24 On the basis of the foregoing, and in accordance with the court ' s previous decisions, including the judgment of 11 december 1985 ( case 192-84 commission v hellenic republic ( 1985 ) ecr 3967 ), it appears that the italian provision at issue, by virtue of the fact that it encourages the purchase of vehicles of national manufacture, must be regarded as a measure having an effect equivalent to a quantitative restriction on imports, and as such is prohibited by article 30 of the treaty.

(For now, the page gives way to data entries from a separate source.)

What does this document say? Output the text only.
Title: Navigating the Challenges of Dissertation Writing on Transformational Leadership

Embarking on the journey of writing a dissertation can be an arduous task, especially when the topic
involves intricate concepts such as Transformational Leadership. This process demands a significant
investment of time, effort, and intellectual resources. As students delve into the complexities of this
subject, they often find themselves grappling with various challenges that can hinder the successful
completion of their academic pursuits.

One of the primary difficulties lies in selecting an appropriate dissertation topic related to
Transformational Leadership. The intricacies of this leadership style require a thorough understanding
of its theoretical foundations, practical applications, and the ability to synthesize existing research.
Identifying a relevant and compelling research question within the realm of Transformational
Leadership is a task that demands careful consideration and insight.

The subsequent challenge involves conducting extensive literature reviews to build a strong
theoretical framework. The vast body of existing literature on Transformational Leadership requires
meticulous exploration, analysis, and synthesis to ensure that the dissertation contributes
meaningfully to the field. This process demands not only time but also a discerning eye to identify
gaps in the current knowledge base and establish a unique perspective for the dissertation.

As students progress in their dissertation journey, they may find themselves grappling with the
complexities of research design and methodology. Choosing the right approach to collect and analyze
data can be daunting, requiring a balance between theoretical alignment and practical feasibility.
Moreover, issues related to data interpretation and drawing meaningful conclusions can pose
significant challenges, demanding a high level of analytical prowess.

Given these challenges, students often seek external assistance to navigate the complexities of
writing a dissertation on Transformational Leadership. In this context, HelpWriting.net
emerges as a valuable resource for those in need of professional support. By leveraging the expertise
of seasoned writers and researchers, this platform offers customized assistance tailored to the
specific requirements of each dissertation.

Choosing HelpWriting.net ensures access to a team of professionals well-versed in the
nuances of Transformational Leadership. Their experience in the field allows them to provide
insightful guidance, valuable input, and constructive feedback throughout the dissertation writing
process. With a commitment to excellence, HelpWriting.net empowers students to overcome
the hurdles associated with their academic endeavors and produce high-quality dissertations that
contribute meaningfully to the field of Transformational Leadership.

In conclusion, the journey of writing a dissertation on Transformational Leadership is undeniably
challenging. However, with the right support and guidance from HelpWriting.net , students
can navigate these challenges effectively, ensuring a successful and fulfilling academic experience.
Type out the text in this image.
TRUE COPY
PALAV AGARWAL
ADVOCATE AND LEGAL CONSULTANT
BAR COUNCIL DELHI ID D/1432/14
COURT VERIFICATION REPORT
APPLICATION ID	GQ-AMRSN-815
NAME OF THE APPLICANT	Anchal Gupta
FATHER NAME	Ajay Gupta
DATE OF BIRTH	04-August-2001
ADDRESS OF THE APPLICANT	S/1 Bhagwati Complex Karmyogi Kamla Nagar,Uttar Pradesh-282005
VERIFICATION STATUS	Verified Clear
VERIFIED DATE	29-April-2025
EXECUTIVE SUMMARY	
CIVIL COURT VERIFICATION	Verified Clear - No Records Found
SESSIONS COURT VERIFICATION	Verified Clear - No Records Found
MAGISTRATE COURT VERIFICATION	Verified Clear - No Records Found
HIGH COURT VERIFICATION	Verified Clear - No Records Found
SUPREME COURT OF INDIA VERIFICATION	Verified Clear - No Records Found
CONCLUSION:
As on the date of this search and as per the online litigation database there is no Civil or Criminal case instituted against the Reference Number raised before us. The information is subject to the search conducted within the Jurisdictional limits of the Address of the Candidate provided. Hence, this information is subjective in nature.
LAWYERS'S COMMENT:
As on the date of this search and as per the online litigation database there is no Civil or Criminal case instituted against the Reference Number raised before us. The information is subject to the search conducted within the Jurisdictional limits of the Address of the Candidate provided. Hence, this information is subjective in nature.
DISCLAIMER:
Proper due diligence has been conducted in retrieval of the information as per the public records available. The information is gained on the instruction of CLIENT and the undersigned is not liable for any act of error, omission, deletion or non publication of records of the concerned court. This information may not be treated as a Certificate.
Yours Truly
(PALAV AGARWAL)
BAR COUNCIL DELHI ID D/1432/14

25 It must therefore be held that by requiring municipal transport undertakings to purchase vehicles of national manufacture in order to qualify for the subsidies provided for in article 30 of law no 308 of 29 may 1982, the italian republic has failed to fulfil its obligations under article 30 of the eec treaty.
Costs
26 under article 69 ( 2 ) of the rules of procedure the unsuccessful party is to be ordered to pay the costs. Since the italian republic has failed in its submissions, it must be ordered to pay the costs.
On those grounds,
The court
Hereby:
( 1 ) declares that by requiring municipal transport undertakings to purchase vehicles of national manufacture in order to qualify for the subsidies provided for in article 13 in law no 308 of 29 may 1982 the italian republic has failed to fulfil its obligations under article 30 of the eec treaty;
( 2 ) orders the italian republic to pay the costs.